Last week, we discussed a class of medications called “statins.” This week, I’d like to discuss an even broader class: “blood thinners,” a term that reflects how physicians often use non-medical words to describe medications or medical conditions. Blood thinners refers generally to a variety of drugs that alter the tendency of blood to clot and includes antiplatelet agents and anticoagulants (also known as antithrombotics). We call these agents blood thinners because—in decreasing the tendency of blood to clot—they make the blood seem thinner when a person is bleeding.
In actuality, the blood is not thinned by these agents as it flows through the blood vessels inside the body. But when a person has a cut or has blood drawn, the blood doesn’t thicken as quickly. It comes out of the body no “thinner” than a person who is not on these agents, but it stays liquid longer, as it is more difficult for clot to form. This is how these agents prevent bad things from happening—like heart attacks, strokes or pulmonary emboli (clots in the lungs).

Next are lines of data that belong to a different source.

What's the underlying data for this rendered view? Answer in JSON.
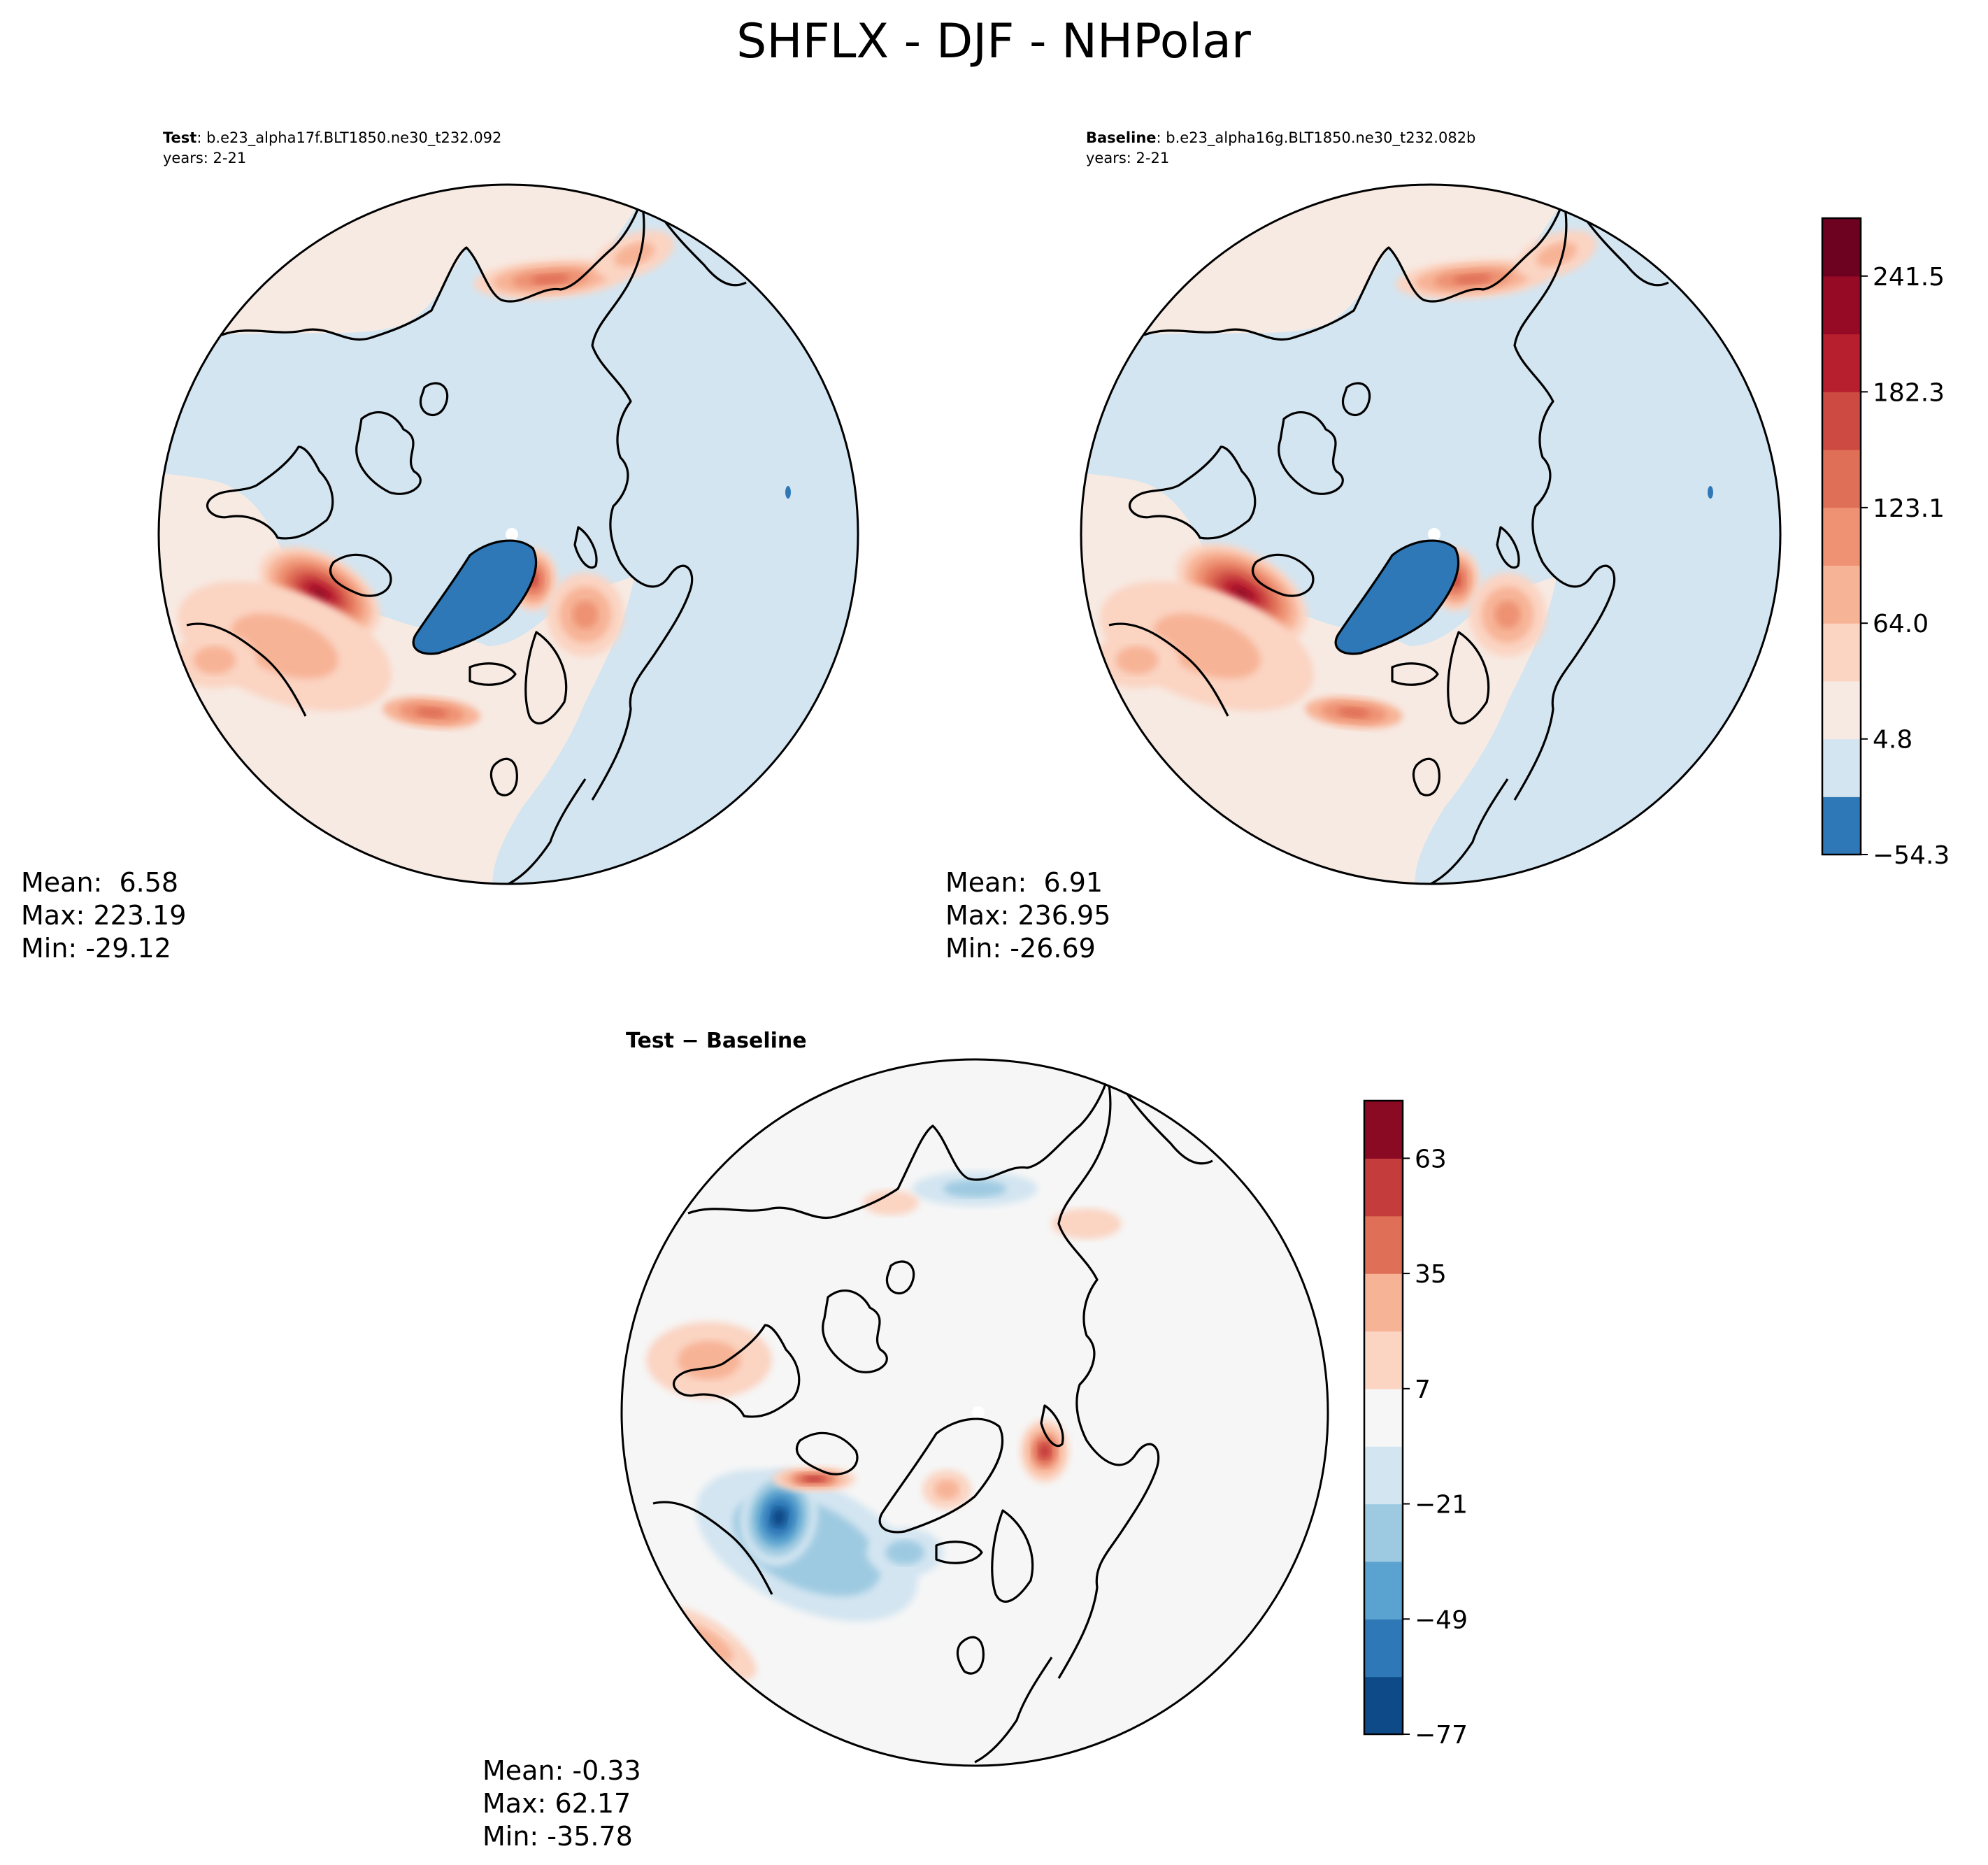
{
  "figure_title": "SHFLX - DJF - NHPolar",
  "colors": {
    "full_levels": [
      "#2e78b7",
      "#d3e5f1",
      "#f7eae3",
      "#fbd4c2",
      "#f7b396",
      "#ee9273",
      "#e06f58",
      "#cc4a42",
      "#b71e2e",
      "#970a26",
      "#6d0120"
    ],
    "diff_levels": [
      "#0f4a88",
      "#2e78b7",
      "#5aa2cf",
      "#9ecae1",
      "#d3e5f1",
      "#f6f6f6",
      "#fbd4c2",
      "#f7b396",
      "#e06f58",
      "#c43c3c",
      "#8b0a23"
    ],
    "ocean_pos": "#f7eae3",
    "ocean_neg": "#d3e5f1",
    "greenland": "#2e78b7",
    "diff_background": "#f6f6f6"
  },
  "panels": {
    "test": {
      "label": "Test",
      "case": "b.e23_alpha17f.BLT1850.ne30_t232.092",
      "years": "years: 2-21",
      "stats": {
        "mean": "Mean:  6.58",
        "max": "Max: 223.19",
        "min": "Min: -29.12"
      }
    },
    "baseline": {
      "label": "Baseline",
      "case": "b.e23_alpha16g.BLT1850.ne30_t232.082b",
      "years": "years: 2-21",
      "stats": {
        "mean": "Mean:  6.91",
        "max": "Max: 236.95",
        "min": "Min: -26.69"
      }
    },
    "diff": {
      "label": "Test − Baseline",
      "stats": {
        "mean": "Mean: -0.33",
        "max": "Max: 62.17",
        "min": "Min: -35.78"
      }
    }
  },
  "chart_data": [
    {
      "type": "heatmap",
      "panel": "test",
      "projection": "north-polar-stereographic",
      "levels": [
        -54.3,
        -24.7,
        4.8,
        34.4,
        64.0,
        93.6,
        123.1,
        152.7,
        182.3,
        211.9,
        241.5,
        271.1
      ],
      "colorbar_ticks": [
        "−54.3",
        "4.8",
        "64.0",
        "123.1",
        "182.3",
        "241.5"
      ],
      "colorbar_tick_values": [
        -54.3,
        4.8,
        64.0,
        123.1,
        182.3,
        241.5
      ],
      "mean": 6.58,
      "max": 223.19,
      "min": -29.12
    },
    {
      "type": "heatmap",
      "panel": "baseline",
      "projection": "north-polar-stereographic",
      "levels": [
        -54.3,
        -24.7,
        4.8,
        34.4,
        64.0,
        93.6,
        123.1,
        152.7,
        182.3,
        211.9,
        241.5,
        271.1
      ],
      "mean": 6.91,
      "max": 236.95,
      "min": -26.69
    },
    {
      "type": "heatmap",
      "panel": "diff",
      "projection": "north-polar-stereographic",
      "levels": [
        -77,
        -63,
        -49,
        -35,
        -21,
        -7,
        7,
        21,
        35,
        49,
        63,
        77
      ],
      "colorbar_ticks": [
        "−77",
        "−49",
        "−21",
        "7",
        "35",
        "63"
      ],
      "colorbar_tick_values": [
        -77,
        -49,
        -21,
        7,
        35,
        63
      ],
      "mean": -0.33,
      "max": 62.17,
      "min": -35.78
    }
  ]
}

Another misconception is that a person feels colder when they are on these drugs, believing that the “thin” blood is not as warm. But the body temperature doesn’t change in people who take blood thinners and, as discussed above, the blood isn’t actually thinner (inside the body) in the first place.
Antiplatelet agents make platelets less “sticky,” less likely to clump together, decreasing the tendency for clot to form. Platelets float around in the bloodstream as small little sacks of various molecules. They don’t do anything until they are activated, generally due to injury to a blood vessel, at which point they attach to one another, forming a kind of dam. Antiplatelet agents include one of the oldest drugs still in use: aspirin. In addition, clopidogrel (former brand name Plavix™), prasugrel (brand name Effient™) and ticagrelor (brand name Brilinta™) are all antiplatelet agents.

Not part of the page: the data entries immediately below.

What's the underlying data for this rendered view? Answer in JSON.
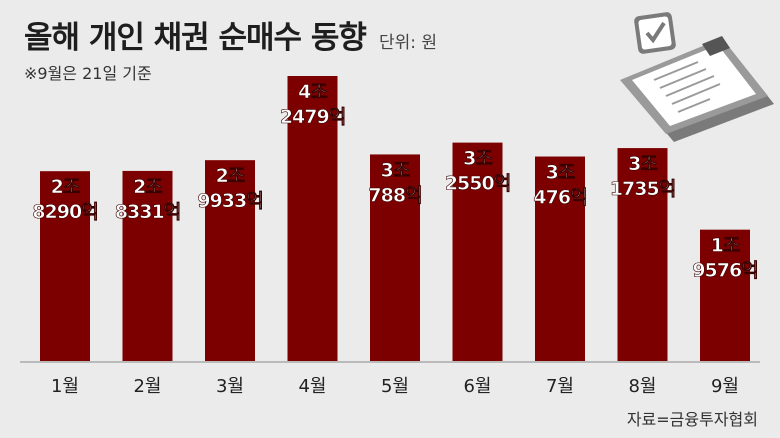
{
  "title": "올해 개인 채권 순매수 동향",
  "unit": "단위: 원",
  "note": "※9월은 21일 기준",
  "source": "자료=금융투자협회",
  "colors": {
    "bar": "#7d0000",
    "background": "#ebebeb",
    "label": "#ffffff",
    "axis": "#888888"
  },
  "icon": "clipboard-checklist-icon",
  "chart_data": {
    "type": "bar",
    "categories": [
      "1월",
      "2월",
      "3월",
      "4월",
      "5월",
      "6월",
      "7월",
      "8월",
      "9월"
    ],
    "values": [
      28290,
      28331,
      29933,
      42479,
      30788,
      32550,
      30476,
      31735,
      19576
    ],
    "value_unit": "억",
    "labels": [
      [
        "2조",
        "8290억"
      ],
      [
        "2조",
        "8331억"
      ],
      [
        "2조",
        "9933억"
      ],
      [
        "4조",
        "2479억"
      ],
      [
        "3조",
        "788억"
      ],
      [
        "3조",
        "2550억"
      ],
      [
        "3조",
        "476억"
      ],
      [
        "3조",
        "1735억"
      ],
      [
        "1조",
        "9576억"
      ]
    ],
    "title": "올해 개인 채권 순매수 동향",
    "xlabel": "",
    "ylabel": "",
    "grid": false,
    "legend": "none"
  }
}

Anticoagulants work on another part of the clotting system—the clotting factors. These are molecules that are in the blood and, like platelets, become activated when a blood vessel is injured. Anticoagulants include warfarin (common brand name Coumadin™), apixaban (brand name Eliquis™), rivaroxaban (brand name Xarelto™), and dabigatran (brand name Pradaxa™). IV anticoagulants include heparin and enoxaparin (brand name Lovenox™).
One way to look at these two systems is to think of clotting factors as the scaffolding of the clot, with the platelets being the cement. Because different medical conditions that lead to clot formation involve the clotting factors versus platelets to a greater or lesser extent, we have found that antiplatelet agents and antithrombotics work better for one condition versus another. Antithrombotic agents are used to treat or prevent clot in the veins (deep vein thrombosis or “DVT”) and lungs (pulmonary embolism). They are also used to prevent strokes in patients who have atrial fibrillation. On the other hand, antiplatelet drugs are commonly used in people who have had heart attacks or stents, lowering the risk of recurrent heart attacks or clot from forming in the stent and closing it off. Of note, it is very important for anyone who has a stent never to stop their antiplatelet medication without discussing it with their cardiologist. Aspirin and Plavix are also used to lower the risk of strokes in people who have had one in the past. But they are minimally effective in reducing strokes caused by atrial fibrillation.
All these drugs are quite potent and can cause bleeding problems. The challenge that we face is to use the right combination and right doses to maximize their ability to prevent harm and minimize the possibility of causing harm. We continue to gather information in clinical trials to optimize this balance. But, as I have emphasized time and again in these blogs, the art of medicine plays an important role.